Sunday, November 26, 2017

"Syukuran" dua tahun di Inkubator Duolingo

//reposted from https://incubator.duolingo.com/courses/id/en/status

It's Thanksgiving weekend here in the United States and I thought it would be fitting to reflect on the progress that we've made since Meika wrote an update a year ago.

The main progress update that I can share with you is this: we now have the lesson tree completely mapped out. There will be ~1900 words that we will teach in 69 skills. We will continue to refine the word list as we add them to the course but now that we've built a map for the lesson tree, we should be able to progress steadily.

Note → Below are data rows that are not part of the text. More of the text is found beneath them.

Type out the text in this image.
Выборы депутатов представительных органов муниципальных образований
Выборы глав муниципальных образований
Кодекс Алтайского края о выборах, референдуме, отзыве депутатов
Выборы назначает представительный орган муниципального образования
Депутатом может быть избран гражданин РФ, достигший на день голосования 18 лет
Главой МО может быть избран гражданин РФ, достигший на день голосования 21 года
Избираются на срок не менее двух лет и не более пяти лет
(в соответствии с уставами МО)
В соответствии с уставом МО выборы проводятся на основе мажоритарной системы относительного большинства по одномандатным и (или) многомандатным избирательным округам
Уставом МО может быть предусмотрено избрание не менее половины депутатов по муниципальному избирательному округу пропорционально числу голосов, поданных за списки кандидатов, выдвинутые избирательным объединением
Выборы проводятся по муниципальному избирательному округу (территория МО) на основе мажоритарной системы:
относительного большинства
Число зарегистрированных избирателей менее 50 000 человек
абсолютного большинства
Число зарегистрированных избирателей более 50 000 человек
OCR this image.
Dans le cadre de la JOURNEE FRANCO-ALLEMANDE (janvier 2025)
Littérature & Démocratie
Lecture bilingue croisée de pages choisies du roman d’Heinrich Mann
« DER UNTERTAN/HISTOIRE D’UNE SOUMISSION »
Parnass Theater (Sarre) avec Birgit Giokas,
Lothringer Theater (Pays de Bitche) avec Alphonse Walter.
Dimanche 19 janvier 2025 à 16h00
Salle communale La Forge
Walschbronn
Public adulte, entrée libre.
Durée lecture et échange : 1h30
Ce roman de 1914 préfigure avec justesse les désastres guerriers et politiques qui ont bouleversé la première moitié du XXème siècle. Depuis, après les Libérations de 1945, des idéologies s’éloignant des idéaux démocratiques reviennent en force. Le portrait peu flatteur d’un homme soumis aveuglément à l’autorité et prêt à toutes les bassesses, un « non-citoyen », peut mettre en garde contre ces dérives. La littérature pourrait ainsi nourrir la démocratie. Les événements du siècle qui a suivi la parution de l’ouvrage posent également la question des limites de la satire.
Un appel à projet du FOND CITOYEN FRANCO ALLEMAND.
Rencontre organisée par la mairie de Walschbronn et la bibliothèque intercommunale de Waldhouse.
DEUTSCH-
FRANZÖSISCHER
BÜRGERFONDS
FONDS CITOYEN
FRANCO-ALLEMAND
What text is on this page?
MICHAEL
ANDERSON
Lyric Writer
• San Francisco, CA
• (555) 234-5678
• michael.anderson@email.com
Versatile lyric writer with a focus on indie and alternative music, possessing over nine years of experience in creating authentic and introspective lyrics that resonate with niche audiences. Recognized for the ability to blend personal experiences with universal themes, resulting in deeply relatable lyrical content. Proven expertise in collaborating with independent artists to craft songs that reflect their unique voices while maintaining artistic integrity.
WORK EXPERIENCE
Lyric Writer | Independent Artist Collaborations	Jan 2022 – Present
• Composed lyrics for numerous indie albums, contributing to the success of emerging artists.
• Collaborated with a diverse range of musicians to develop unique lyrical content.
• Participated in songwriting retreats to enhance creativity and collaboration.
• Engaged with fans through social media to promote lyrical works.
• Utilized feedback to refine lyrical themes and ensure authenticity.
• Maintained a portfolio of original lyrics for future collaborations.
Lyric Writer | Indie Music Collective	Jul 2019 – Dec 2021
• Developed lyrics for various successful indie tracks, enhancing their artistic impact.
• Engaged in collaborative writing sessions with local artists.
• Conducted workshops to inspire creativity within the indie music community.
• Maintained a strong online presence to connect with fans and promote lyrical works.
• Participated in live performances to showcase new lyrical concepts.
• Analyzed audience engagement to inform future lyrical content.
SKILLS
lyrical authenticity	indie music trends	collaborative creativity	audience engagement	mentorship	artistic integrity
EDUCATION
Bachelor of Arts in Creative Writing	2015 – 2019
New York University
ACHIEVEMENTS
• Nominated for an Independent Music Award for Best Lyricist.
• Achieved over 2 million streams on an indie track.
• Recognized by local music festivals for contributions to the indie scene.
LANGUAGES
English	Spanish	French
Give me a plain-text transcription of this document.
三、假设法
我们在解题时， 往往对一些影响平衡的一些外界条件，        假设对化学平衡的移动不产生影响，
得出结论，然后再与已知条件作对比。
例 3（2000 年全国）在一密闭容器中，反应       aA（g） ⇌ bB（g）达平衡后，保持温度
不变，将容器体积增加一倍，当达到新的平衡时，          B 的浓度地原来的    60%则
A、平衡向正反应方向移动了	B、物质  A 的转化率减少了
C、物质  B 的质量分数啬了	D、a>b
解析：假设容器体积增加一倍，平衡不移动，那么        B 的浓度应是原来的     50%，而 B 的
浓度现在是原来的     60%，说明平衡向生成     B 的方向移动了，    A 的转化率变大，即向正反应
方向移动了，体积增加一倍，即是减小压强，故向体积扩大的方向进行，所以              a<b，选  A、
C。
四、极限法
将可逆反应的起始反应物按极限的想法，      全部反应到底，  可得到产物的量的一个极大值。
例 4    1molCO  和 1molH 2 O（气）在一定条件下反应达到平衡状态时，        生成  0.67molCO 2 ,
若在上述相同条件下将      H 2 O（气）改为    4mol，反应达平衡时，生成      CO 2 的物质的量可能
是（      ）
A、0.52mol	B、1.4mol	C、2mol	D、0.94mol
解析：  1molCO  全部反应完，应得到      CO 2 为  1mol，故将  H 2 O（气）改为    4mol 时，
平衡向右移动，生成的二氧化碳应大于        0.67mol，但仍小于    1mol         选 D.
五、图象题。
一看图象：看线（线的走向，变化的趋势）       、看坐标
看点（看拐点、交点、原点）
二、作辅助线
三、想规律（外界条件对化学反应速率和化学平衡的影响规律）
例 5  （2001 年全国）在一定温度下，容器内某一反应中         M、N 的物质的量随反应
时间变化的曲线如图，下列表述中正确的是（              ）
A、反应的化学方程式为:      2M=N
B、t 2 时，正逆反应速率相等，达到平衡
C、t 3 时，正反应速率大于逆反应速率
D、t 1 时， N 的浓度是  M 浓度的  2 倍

For me personally, this is an important milestone. We started this course nearly two years ago (Dec 2nd, 2015!) with the idea that we should prioritise teaching useful and frequently occurring Indonesian words. However, we didn't have a clear metric to select words from the Indonesian vocabulary to be included. I tried using the Indonesian corpus from OpenSubtitles repository and different online vocabulary lists, but I had never really felt satisfied with any of them. What I finally found satisfactory was the Indonesian word frequency list from Ivan Lanin, Jim Geovedi and Wicak Soegijoko's 2013 paper who have made their data available on github. I decided to err on the side of formality and use their Kompas and Wikipedia corpus as they require less additional data processing (as compared to Twitter and Kaskus which promised headache in trying to sort the standard Indonesian spelling from the colloquial ones). While the composite still require some sorting, this was a huge leap in completing the first roadmap for the course.

As I mentioned above, we are continuing to refine the plan as we build the course, and it is for this purpose that we have recruited Joe (@jsullysull), a UK-based graduate student to try out this course as we're building it. He has been sharing his impressions on the course and so far his reports have highlighted the need to write clear tips and notes for the skills for future learners (I personally used Duolingo more often on my phone so the importance of this has largely escaped me).

Nevertheless, our focus for now remains to add the words from our lesson plan to the incubator and create sentences for those. I have recently completed making the "Me-kan" skills that will teach causative verbs, and the next two skills on my list are "Education" and "Comparison and Superlatives". That being said, if you have been following our progress from the WIU update, you may see that the progress bar for this course will decrease/remain stagnant as we add new words to the course (boosting the progress bar requires making sentences to complete the skill, but making sentences require more thought and will of course be slower!).